A realistic starting point
You do not need an enterprise platform to begin. Pick a dozen prompts that matter to your business, run them across the major engines a few times each from a clean session, and log mentions, citations, order, and sentiment in a simple spreadsheet. Layer in Search Console's gen-AI report for Google data you can trust. Once you understand your baseline and want to track it continuously and against competitors, evaluate a dedicated tool or an SEO suite's AI module—and verify its current engine coverage and pricing yourself, because this market is changing fast.
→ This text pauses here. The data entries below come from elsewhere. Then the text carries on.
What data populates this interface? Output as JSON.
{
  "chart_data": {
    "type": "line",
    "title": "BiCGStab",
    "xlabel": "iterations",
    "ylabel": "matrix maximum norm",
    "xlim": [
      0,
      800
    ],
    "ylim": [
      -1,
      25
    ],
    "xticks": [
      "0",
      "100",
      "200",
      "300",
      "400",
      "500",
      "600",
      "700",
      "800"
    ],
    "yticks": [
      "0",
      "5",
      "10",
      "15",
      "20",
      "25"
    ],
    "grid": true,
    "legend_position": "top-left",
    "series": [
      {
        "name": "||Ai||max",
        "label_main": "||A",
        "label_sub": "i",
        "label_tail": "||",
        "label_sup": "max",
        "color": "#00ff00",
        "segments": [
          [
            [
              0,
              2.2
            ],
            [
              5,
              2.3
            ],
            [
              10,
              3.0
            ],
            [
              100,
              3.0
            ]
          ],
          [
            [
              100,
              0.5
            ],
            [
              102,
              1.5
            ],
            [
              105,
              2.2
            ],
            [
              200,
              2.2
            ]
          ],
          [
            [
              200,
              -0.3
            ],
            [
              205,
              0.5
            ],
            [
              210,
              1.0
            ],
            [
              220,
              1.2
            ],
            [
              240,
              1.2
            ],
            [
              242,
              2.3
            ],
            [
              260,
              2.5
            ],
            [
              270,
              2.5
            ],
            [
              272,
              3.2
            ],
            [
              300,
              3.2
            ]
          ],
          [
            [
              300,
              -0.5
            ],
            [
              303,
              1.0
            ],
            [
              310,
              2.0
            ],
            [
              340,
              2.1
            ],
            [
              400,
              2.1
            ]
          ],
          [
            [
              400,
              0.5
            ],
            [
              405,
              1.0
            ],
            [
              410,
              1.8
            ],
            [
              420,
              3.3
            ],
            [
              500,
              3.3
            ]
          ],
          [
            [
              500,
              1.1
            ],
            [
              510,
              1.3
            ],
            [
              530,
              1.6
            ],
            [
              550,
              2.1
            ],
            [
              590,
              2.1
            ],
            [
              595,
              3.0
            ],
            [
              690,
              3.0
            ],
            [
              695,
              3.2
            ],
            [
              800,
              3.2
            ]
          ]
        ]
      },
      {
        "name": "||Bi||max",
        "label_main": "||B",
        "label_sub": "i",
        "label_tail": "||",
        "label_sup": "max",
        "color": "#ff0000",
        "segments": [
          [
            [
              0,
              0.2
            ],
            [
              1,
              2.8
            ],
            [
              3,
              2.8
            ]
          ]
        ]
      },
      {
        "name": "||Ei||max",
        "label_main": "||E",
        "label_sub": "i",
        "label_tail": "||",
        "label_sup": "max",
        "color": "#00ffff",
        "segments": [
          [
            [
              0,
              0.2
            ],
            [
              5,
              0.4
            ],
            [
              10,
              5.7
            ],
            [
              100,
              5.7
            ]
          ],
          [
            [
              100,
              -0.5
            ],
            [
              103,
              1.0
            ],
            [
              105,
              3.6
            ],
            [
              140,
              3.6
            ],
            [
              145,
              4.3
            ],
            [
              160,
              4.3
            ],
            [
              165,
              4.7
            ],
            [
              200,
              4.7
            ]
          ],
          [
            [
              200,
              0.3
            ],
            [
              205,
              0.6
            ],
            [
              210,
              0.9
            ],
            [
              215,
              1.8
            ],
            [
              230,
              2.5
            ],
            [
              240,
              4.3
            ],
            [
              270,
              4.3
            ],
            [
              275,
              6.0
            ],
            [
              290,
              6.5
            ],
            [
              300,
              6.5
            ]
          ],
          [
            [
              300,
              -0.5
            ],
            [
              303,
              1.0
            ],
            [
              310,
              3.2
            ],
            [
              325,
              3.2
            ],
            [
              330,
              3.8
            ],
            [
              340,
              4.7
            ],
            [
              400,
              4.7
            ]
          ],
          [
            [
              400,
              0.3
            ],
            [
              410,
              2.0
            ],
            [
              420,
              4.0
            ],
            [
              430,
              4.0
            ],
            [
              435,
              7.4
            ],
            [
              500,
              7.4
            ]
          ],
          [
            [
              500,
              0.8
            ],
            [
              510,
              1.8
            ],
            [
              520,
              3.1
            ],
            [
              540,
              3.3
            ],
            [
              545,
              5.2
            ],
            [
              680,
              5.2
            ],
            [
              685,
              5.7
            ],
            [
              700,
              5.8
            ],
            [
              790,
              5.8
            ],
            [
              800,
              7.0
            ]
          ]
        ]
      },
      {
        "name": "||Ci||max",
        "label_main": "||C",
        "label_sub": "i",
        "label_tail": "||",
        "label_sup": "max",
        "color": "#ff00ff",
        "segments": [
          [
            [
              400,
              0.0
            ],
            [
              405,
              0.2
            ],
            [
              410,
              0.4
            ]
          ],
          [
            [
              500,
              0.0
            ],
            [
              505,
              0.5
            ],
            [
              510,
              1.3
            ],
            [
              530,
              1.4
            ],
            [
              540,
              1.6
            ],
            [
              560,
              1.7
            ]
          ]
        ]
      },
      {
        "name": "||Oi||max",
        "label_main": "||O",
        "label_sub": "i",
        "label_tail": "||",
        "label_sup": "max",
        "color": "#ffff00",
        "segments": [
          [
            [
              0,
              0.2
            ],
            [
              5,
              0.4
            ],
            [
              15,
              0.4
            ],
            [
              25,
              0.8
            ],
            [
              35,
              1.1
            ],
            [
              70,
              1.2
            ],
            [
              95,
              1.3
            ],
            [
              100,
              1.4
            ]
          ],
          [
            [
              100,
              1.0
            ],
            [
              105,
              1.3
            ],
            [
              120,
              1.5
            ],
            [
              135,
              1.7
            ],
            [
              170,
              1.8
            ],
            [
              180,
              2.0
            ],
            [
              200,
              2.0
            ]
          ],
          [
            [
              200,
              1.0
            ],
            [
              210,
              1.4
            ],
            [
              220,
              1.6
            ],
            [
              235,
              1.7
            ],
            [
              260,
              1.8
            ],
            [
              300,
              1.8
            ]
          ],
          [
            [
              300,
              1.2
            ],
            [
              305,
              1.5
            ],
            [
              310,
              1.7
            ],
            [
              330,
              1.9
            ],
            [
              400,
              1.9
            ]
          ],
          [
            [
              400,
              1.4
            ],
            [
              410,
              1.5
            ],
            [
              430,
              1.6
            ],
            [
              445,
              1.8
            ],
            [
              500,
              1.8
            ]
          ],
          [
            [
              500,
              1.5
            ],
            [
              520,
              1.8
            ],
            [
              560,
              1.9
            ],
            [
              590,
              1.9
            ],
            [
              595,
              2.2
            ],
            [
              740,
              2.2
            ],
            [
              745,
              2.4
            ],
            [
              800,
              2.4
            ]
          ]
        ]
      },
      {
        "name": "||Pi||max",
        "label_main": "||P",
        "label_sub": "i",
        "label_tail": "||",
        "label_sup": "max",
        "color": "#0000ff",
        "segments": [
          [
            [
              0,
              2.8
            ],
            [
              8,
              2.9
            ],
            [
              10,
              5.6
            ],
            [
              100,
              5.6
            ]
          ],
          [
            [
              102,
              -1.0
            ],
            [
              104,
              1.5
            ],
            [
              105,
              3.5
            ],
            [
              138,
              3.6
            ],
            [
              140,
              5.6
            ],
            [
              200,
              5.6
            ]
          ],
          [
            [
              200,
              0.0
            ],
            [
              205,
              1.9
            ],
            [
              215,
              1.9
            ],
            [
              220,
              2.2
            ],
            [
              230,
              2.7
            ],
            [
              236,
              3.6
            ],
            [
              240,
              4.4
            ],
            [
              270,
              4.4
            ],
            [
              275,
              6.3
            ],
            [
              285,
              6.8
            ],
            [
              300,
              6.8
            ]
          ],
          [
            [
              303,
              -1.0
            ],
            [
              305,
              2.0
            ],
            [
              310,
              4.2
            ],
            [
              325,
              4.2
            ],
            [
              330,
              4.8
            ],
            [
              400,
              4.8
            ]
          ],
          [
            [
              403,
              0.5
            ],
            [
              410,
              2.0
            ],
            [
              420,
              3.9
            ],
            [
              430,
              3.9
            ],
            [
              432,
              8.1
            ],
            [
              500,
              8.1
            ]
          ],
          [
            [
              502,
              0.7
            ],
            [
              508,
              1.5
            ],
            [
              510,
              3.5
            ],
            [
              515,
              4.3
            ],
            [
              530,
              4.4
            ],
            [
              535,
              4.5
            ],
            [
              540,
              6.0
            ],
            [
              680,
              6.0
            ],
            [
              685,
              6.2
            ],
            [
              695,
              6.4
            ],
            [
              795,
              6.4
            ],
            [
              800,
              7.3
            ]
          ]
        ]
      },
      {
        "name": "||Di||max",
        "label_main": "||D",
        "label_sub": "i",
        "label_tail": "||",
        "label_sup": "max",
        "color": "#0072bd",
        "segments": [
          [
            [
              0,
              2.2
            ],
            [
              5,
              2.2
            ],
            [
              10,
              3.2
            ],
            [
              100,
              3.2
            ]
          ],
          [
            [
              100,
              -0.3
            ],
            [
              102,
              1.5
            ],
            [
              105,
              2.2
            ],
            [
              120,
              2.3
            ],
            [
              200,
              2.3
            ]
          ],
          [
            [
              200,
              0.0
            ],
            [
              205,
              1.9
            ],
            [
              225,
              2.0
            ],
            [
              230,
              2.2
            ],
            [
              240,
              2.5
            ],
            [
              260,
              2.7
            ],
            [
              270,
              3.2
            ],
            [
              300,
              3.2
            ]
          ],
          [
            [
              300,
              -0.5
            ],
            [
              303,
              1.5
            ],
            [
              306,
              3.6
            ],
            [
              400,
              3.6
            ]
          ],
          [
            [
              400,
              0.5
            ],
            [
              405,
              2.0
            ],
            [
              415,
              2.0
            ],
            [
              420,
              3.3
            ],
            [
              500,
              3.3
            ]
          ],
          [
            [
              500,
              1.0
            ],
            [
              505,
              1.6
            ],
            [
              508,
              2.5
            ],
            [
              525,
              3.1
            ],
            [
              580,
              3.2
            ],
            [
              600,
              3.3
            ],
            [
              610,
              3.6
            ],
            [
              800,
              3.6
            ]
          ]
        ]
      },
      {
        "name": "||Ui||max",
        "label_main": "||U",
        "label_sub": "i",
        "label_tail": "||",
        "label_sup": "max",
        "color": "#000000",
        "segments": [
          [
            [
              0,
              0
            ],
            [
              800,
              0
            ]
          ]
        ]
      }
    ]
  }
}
Be honest with yourself and your stakeholders about the limits. This tooling is young, the engines are evolving monthly, and no method gives the clean, single number that rank tracking once did. The goal is direction and confidence over time, not false precision. Measuring visibility is only half the work; turning those readings into placement is the subject of our guides on getting cited in ChatGPT and Perplexity and the broader AI search optimization hub.